Back to the Holocene
The Somerset House Ice Rink opened last night, and this year there’s a new feature – an ‘ice wall’ for urbanites who wish to experience truly glacial conditions. Despite the looming cold snap, London’s lust for skating cannot be fulfilled by natural means, so more and more of these artificial rinks are springing up. Personally I like a good glissade, but I remain acutely aware of the irony that the power required to generate the rinks is contributing to the global warming which will ‘switch off’ the Gulf Stream and so plunge us into a new ice age. Sliding to disaster indeed.
Life Is But a Stage
Marlowe’s Tamburlaine at the Barbican last week, Sarah Kane’s Phaedra’s Love at the same venue on Monday. Tonight I’ll be at the National for Ibsen’s Pillars of the Community.
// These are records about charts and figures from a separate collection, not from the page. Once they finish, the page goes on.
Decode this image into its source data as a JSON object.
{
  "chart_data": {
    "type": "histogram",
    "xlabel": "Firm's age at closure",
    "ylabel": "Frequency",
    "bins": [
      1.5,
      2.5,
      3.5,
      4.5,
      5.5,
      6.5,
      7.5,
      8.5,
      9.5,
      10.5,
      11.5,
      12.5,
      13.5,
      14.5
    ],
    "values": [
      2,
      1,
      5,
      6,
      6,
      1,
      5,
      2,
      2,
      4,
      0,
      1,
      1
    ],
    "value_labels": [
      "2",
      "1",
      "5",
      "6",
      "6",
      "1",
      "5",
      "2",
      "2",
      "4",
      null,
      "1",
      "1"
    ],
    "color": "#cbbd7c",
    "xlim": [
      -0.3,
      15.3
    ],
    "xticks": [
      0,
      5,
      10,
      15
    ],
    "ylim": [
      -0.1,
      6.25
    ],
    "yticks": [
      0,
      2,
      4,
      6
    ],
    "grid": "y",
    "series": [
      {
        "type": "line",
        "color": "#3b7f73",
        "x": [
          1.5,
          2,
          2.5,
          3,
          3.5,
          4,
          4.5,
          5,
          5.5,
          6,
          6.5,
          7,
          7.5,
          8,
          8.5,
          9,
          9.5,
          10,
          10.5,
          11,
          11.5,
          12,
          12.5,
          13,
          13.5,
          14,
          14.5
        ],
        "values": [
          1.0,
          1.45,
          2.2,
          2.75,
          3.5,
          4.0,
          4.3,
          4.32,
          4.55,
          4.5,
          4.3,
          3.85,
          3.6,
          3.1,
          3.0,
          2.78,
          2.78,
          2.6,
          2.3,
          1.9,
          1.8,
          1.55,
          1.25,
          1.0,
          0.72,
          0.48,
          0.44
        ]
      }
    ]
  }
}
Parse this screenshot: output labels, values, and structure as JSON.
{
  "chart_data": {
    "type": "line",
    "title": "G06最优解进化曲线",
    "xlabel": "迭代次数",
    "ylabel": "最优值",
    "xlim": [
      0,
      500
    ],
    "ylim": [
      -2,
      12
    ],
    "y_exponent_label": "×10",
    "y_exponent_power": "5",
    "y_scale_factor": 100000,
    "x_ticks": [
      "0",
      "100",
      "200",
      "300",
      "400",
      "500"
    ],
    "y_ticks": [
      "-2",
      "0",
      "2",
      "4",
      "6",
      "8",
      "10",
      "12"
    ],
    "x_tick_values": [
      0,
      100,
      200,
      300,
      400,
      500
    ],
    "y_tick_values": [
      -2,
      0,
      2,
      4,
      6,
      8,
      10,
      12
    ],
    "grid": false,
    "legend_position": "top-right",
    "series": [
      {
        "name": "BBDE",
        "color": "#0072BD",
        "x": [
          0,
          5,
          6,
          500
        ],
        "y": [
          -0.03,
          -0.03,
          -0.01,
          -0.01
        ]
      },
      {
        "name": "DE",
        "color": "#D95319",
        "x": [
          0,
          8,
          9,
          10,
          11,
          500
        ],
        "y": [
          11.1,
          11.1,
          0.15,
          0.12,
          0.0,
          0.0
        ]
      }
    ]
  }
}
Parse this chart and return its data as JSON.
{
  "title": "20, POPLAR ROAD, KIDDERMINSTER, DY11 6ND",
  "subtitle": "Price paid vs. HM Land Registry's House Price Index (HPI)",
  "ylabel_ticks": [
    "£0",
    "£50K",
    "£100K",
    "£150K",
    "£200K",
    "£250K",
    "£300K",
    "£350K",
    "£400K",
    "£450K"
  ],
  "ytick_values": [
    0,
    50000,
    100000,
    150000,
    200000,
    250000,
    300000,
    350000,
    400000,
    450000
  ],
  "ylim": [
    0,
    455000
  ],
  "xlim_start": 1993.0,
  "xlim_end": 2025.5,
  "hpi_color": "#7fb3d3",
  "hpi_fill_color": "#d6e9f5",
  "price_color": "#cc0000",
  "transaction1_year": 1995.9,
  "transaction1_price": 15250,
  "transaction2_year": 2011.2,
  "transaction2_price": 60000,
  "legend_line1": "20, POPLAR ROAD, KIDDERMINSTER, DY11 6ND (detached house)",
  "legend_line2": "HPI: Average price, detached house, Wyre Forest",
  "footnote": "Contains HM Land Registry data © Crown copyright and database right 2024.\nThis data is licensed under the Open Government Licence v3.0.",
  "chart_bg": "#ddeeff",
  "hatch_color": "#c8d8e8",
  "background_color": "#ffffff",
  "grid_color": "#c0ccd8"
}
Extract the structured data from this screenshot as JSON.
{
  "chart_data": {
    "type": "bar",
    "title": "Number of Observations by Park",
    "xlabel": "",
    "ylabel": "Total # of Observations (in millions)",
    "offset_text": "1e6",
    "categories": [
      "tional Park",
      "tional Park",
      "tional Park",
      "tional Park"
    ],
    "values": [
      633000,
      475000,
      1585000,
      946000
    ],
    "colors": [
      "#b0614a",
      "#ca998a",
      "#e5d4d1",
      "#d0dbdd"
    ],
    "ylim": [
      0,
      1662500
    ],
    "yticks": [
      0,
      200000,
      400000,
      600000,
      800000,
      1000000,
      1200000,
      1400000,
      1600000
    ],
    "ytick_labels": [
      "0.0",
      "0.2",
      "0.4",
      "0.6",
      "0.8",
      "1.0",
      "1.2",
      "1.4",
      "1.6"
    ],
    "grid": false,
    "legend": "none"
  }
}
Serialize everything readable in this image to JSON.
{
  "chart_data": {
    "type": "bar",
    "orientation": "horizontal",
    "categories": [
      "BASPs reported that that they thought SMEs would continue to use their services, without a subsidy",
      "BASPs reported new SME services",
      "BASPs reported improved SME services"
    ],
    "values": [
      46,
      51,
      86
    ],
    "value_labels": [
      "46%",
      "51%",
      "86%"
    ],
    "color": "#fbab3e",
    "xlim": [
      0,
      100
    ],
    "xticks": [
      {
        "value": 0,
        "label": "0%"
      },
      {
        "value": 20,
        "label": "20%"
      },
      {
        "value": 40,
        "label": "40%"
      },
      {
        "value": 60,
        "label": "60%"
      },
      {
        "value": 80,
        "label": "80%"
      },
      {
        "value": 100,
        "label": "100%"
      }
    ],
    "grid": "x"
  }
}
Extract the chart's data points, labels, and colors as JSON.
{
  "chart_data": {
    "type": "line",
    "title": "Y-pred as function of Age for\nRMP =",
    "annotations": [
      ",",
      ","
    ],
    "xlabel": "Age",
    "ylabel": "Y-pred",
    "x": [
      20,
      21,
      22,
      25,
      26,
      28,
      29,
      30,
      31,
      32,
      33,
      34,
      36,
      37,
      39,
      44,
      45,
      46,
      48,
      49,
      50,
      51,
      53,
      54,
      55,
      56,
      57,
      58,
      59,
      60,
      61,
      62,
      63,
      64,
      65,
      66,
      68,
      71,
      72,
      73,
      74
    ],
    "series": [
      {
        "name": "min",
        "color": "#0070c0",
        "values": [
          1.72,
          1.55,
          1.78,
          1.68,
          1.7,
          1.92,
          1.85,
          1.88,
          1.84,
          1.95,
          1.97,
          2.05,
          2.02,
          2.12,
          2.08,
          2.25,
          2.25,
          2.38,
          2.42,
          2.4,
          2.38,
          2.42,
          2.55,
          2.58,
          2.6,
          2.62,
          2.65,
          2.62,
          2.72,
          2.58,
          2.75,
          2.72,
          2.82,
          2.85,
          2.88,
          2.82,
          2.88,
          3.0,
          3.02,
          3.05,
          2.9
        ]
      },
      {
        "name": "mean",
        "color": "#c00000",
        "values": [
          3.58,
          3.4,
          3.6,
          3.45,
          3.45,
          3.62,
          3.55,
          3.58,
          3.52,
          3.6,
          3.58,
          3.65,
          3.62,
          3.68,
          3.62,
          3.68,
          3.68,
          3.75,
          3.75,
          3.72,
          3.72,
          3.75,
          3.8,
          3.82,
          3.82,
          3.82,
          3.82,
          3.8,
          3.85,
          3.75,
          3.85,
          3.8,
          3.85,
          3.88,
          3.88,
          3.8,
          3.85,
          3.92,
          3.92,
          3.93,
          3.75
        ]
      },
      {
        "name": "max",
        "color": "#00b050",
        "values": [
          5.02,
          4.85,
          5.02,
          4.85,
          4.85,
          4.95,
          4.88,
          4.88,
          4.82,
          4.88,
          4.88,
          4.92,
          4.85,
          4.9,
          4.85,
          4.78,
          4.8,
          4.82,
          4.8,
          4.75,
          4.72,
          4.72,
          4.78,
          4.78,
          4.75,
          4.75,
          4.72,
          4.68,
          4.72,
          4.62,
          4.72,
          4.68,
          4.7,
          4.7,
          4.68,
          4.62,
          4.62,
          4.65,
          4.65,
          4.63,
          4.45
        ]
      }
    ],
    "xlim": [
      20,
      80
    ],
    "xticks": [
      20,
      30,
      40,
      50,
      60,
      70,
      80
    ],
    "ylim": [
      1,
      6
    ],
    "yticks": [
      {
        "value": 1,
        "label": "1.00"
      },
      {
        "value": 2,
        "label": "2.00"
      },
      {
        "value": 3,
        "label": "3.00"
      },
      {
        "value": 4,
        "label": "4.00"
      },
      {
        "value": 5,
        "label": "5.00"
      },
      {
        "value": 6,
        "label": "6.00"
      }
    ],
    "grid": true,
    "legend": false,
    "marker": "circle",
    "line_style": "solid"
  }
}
My theatre jag is getting out of hand, after 20 years when I hardly went at all I’m gobbling at the live performance trough like a pretentious pig. I stopped going to the theatre in the 1980s because I couldn’t suspend disbelief in the performers – whoever they were pretending to be I saw them as actors. Now it’s all gone arsy-versy and it’s real life I find increasingly incredible, while Tamburlaine’s blood-soaked progress seems only too real.